Press Release

MCA, TATE AND QANTAS ANNOUCE FIVE NEW AUSTRALIAN ARTWORK ACQUISTIONS

To mark International Museum Day, which this year explores the theme of contested histories, the Museum of Contemporary Art Australia (MCA) and Tate today announced the acquisition of five additional artworks in their International Joint Acquisition Programme for contemporary Australian art, supported by Qantas. The programme promotes Australian art globally, helping Australian artists reach new audiences.

These joint acquisitions by MCA and Tate include three paintings by Helen Johnson (Seat of Power 2016, Bad Debt 2016, and A Feast of Reason and a Flow of Soul 2016), an installation by Richard Bell (Embassy 2013-ongoing) and a video by Peter Kennedy with John Hughes (On Sacred Land 1983-4). In May 2016, the two institutions acquired artworks by Susan Norrie, Vernon Ah Kee, Gordon Bennett and Judy Watson.

Helen Johnson said: ‘It is an important moment for me to have these three paintings jointly acquired by the MCA and Tate. Addressing, as they do, the depredations of British colonial culture in Australia, and some ways in which we perpetuate it, it feels appropriate for these works to be entering the shared custodianship of the MCA in Sydney and Tate in London.’

Peter Kennedy and John Hughes said: ‘Specific to Australia, On Sacred Land – its subject matter and content – now has the potential to take its place in an international mainstream. Its inclusion in both Tate and MCA Collections adds significantly to its cultural value.’

Richard Bell said: ‘I’m very proud to be part of this project. I recognise the stature of Tate and the MCA and the consequences of their acceptance of my work.’

For press information contact pressoffice@tate.org.uk or call +44(0)20 7887 8730

NOTES TO EDITORS

ABOUT THE INTERNATIONAL JOIN ACQUISITIONS PROGRAMME

Made possible through a $2.75 million corporate gift from the Qantas Foundation, this ground-breaking collaboration announced in 2015 is enabling an ambitious five-year joint program through which a range of major artworks by contemporary Australian artists will be acquired for the collections of MCA and Tate, owned and displayed by both institutions.
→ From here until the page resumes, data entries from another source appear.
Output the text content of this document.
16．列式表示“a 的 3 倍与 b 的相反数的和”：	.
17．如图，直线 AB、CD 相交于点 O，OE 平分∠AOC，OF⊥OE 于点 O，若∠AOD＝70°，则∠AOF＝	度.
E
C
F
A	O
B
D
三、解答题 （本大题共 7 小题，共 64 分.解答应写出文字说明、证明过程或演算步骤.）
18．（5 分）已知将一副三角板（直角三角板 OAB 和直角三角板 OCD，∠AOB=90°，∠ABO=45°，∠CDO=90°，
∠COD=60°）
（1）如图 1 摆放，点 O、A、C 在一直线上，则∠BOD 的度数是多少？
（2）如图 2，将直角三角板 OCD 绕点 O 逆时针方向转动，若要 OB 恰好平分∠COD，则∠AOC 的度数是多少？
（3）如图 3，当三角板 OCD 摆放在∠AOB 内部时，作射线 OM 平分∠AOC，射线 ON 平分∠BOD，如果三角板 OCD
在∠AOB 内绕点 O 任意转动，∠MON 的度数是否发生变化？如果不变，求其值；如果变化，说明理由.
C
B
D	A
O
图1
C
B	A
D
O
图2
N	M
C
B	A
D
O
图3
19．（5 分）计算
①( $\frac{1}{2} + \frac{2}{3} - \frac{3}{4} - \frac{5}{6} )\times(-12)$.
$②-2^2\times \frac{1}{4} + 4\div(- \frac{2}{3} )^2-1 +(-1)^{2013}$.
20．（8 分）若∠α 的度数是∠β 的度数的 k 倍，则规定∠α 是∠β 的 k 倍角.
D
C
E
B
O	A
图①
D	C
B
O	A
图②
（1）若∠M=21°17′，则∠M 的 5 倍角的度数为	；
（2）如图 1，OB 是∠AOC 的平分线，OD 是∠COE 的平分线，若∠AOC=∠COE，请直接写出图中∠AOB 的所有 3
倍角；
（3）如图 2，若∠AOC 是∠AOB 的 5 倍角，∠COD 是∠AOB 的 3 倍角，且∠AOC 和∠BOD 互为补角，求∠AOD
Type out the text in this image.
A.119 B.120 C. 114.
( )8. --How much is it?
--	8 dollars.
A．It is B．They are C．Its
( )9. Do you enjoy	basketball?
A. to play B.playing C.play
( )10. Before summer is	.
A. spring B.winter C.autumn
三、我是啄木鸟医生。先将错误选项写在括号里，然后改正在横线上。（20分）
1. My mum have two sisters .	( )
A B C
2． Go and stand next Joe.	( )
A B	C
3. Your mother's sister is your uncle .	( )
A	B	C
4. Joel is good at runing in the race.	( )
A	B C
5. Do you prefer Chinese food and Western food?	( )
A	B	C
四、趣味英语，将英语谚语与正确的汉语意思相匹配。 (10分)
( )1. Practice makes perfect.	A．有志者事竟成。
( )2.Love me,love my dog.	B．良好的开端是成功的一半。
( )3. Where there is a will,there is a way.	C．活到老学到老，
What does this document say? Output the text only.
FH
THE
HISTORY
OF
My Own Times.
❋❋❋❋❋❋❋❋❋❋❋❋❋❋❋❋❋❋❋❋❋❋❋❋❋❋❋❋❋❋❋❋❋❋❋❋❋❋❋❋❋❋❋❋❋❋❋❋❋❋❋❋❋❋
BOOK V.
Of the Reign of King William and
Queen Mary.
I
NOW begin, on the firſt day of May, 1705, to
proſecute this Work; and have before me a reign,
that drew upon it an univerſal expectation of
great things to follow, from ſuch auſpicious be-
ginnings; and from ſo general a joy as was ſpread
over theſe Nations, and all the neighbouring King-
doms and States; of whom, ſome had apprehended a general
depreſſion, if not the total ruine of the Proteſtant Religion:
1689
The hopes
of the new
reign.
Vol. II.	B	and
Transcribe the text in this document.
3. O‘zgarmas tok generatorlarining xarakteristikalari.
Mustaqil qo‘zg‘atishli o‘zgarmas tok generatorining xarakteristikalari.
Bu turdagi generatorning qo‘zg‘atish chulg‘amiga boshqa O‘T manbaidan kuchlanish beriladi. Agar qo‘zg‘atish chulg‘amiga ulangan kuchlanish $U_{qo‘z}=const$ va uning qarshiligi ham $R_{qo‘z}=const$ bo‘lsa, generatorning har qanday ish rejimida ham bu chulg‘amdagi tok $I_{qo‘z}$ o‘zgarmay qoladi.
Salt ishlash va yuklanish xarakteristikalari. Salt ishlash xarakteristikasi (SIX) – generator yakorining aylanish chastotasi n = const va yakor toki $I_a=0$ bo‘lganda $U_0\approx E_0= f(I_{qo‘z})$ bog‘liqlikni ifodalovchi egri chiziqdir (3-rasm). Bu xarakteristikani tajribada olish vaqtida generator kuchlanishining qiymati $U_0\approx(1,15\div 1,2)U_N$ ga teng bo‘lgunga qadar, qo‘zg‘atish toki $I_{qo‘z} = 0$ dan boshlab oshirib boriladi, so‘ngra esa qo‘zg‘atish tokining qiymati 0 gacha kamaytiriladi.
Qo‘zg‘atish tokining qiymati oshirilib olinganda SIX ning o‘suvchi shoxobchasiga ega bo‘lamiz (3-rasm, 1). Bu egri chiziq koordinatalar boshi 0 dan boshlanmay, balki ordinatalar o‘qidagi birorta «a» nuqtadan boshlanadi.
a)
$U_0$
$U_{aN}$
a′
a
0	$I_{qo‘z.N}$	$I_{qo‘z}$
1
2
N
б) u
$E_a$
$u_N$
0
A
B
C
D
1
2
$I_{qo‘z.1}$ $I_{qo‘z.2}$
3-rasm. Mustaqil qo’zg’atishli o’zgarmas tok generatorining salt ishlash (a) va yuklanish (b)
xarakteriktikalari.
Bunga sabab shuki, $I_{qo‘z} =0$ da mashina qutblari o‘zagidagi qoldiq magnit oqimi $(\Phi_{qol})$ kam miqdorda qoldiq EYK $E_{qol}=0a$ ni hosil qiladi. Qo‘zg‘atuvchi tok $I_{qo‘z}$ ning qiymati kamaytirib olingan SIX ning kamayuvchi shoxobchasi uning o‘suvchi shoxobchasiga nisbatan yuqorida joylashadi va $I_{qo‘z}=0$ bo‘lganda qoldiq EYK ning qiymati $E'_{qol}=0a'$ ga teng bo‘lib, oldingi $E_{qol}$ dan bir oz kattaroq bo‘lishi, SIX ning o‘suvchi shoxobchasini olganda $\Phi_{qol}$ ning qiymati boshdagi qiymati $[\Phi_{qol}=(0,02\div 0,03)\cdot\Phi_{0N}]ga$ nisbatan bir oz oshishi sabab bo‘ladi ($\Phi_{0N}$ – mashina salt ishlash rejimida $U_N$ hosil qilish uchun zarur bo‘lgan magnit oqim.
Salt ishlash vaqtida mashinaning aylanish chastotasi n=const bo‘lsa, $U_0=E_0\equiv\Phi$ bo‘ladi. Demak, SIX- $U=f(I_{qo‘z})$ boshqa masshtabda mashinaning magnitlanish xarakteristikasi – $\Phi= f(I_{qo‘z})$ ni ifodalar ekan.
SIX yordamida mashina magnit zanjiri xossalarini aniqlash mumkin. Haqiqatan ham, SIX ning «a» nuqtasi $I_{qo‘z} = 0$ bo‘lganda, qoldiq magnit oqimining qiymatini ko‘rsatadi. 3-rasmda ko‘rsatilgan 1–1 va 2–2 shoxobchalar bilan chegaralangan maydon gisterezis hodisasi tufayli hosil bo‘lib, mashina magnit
RICHARD BELL, EMBASSY 2013-ONGOING

Richard Bell was born in 1953, Charleville, Queensland and lives and works in Brisbane. He is a member of the Kamilaroi, Kooma, Jiman and Gurang Gurang communities and is a founding member of the Aboriginal artist collective proppaNow. Bell works across video, painting, installation and text to address contemporary debates about identity, place and politics. Embassy, for example, is an installation that includes a large military-style canvas tent, with four painted placards that include proclamations of Aboriginal land rights and a board that names the tent as the ‘Aboriginal Embassy’. Describing himself as an activist as well as an artist, Bell uses humour to highlight the serious and ongoing consequences of colonisation and its impact on race relations in Australia.

HELEN JOHNSON, BAD DEBT 2016, SEAT OF POWER 2016, AND A FEAST OF REASON AND A FLOW OF SOUL 2016

Helen Johnson was born in 1979 in Melbourne, Australia and lives and works in Melbourne.  In her paintings Johnson often addresses colonial history and its ongoing impact on Australia’s political and social realities. Her work blends figuration and abstraction, by representing people, animals and objects from the past in full and in fragments or silhouettes. Bad Debt 2016, for instance, depicts layers of overlapping images, including a bedroom interior with a smashed window, non-indigenous animals, such as foxes and rabbits, and people dressed as a cat, a horse and a man. It portrays Australia as a country with an unstable and conflicted identity while also implying that representation is always partial and subjective.

PETER KENNEDY AND JOHN HUGHES, ON SACRED LAND 1983-4

Peter Kennedy was born in 1945 in Brisbane, Australia and lives and works in Melbourne. He is a key figure of the Australian avant-garde scene of the 1960s and 1970s and has worked across different media, including film, video, performance, sound art and neon light installations. John Hughes was born in 1948 and lives and works in Melbourne. His projects cross the boundaries of film, television and media art practice. On Sacred Land 1983-4 is a politically engaged and ground-breaking work of postmodern video art, which sets Australian Indigenous politics of the 1980s against colonial and capitalist history, particularly in regard to issues of indigenous rights, self-determination and Native Title disputes. It typifies the artists’ serious political concerns and pioneering approach to the moving image, combining found film footage, photographs, drawings and newly filmed scenes in an experimental collage.